If cargoes are booked now in the US for delivery to Asia, they would reach their destination around March, said sources.
While SM prices for February and March were not being assessed in Asia yet, considering freight rate of $60-$65/mt for 5,000-12,000 mt cargoes moving from the US Gulf to East China, the cargoes would be priced around $886.50-$891.50/mt when they reach Asia, Platts estimates.
This is cheaper than current cost for a South Korea-origin cargo of 5,000 mt, at around $902.50-$903.50/mt, which includes freight of $19-$20/mt from South Korea to East China. AROUND 40,000 MT SEEN COMING IN FEB-MAR
Traders have already started to book cargoes, with around 40,000 mt of SM estimated to be heading from the US and Europe to reach Asia in February and March.
A 5,000-mt SM cargo was heard booked from Texas, US, to South Korea for loading over December 25-31, said another market source.
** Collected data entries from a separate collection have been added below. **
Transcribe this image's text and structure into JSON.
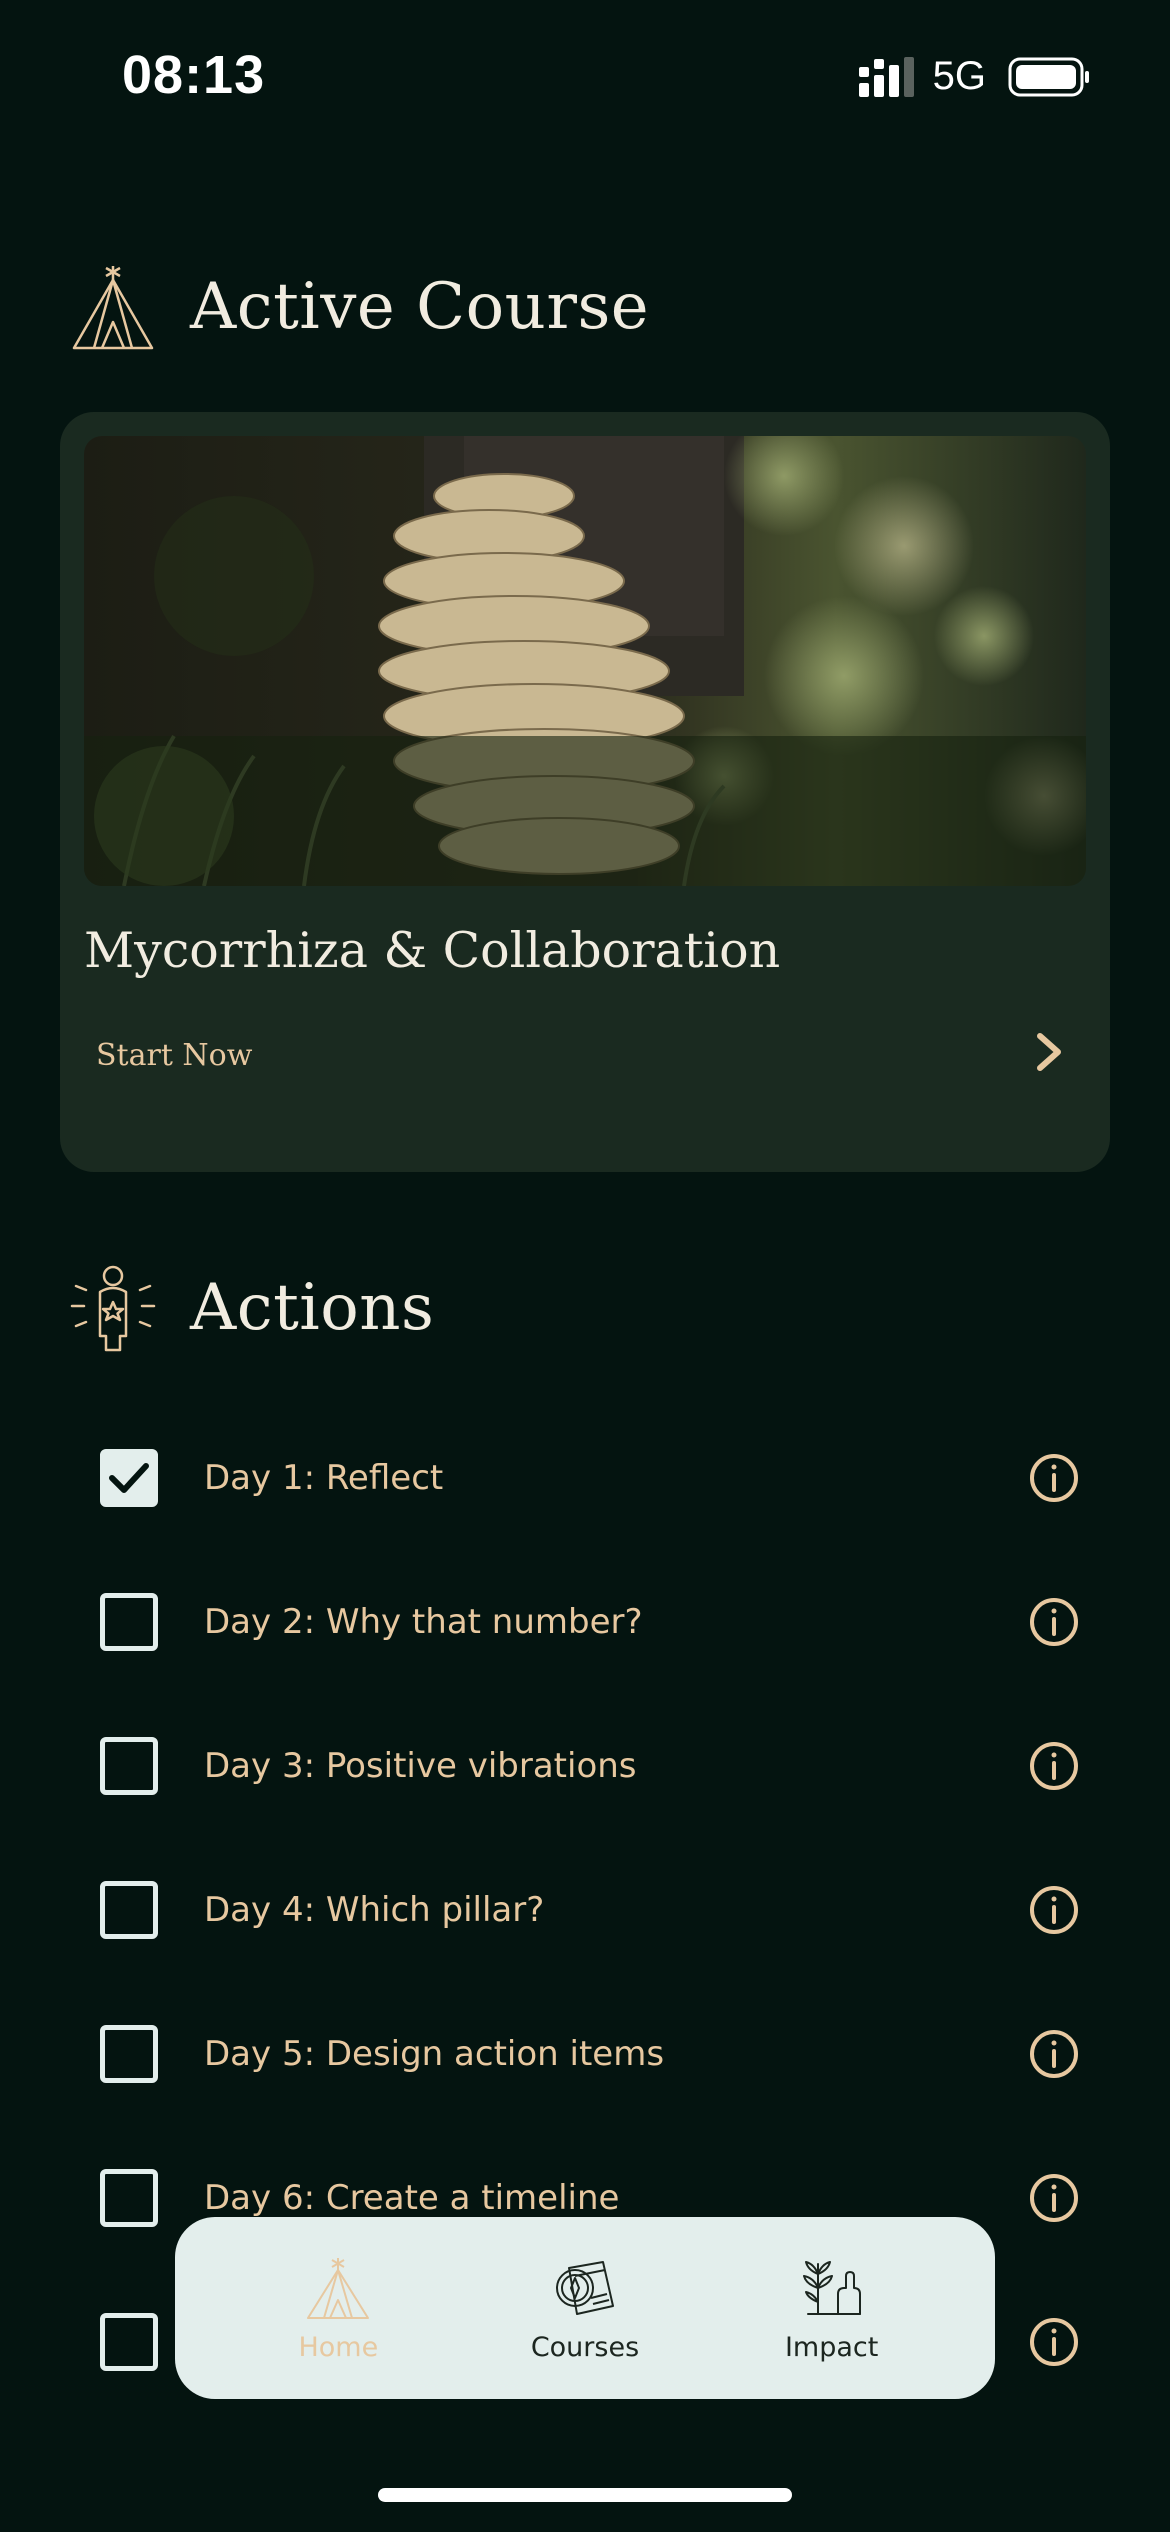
{
  "status_bar": {
    "time": "08:13",
    "network": "5G",
    "icons": [
      "signal-icon",
      "battery-icon"
    ]
  },
  "active_course": {
    "heading": "Active Course",
    "icon": "tipi-icon",
    "course_title": "Mycorrhiza & Collaboration",
    "cta_label": "Start Now",
    "image": "mushroom-photo"
  },
  "actions": {
    "heading": "Actions",
    "icon": "person-star-icon",
    "items": [
      {
        "label": "Day 1: Reflect",
        "checked": true
      },
      {
        "label": "Day 2: Why that number?",
        "checked": false
      },
      {
        "label": "Day 3: Positive vibrations",
        "checked": false
      },
      {
        "label": "Day 4: Which pillar?",
        "checked": false
      },
      {
        "label": "Day 5: Design action items",
        "checked": false
      },
      {
        "label": "Day 6: Create a timeline",
        "checked": false
      },
      {
        "label": "",
        "checked": false
      }
    ]
  },
  "bottom_nav": {
    "items": [
      {
        "label": "Home",
        "icon": "tipi-icon",
        "active": true
      },
      {
        "label": "Courses",
        "icon": "compass-map-icon",
        "active": false
      },
      {
        "label": "Impact",
        "icon": "plant-hand-icon",
        "active": false
      }
    ]
  },
  "colors": {
    "background": "#041410",
    "card": "#1a2a20",
    "accent": "#e7c8a0",
    "text": "#f1ece0",
    "nav_bg": "#e3eeec"
  }
}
Another 5,000-mt SM cargo was also being booked for loading over end-January early February from Rotterdam to East China, said a market source last Friday.
“There is only one outlet [Asia] to sell SM nowadays, and there is a huge turnaround from March in South Korea. So, even if the arbitrage window has not opened fully yet, it is worth sending the US or Europe-origin SM to Asia,” a third market source said.
South Korean SM producers will shut as many as five out of eight plants, or 70.8% of the country’s total SM production capacity, for maintenance over the first and second quarters of 2015, Platts has reported. The estimated loss of production from the turnarounds is about 174,740 mt of SM.
In tandem with expected supply tightness due to turnarounds, emerging demand from downstream acrylonitrile-butadiene-styrene and high-impact polystyrene markets was seen as it is the peak demand season for these products for use in the air-condition and refrigerator manufacturing sectors.
However, market opinion on whether the arbitrage economics could be sustained going into March was divided.
If crude rebounds after the Lunar New Year holidays and with the turnarounds planned in the first and second-quarters, the SM market is expected to remain boosted in March, a market source based in Seoul said.
But even then the key factor would be demand, said another source based in Singapore.
The loss in production notwithstanding, the “key question is if there is demand” for this “lost SM,” he said. The SM market will likely be oversupplied by March, with volumes arriving and demand not seen to be firming majorly, he added.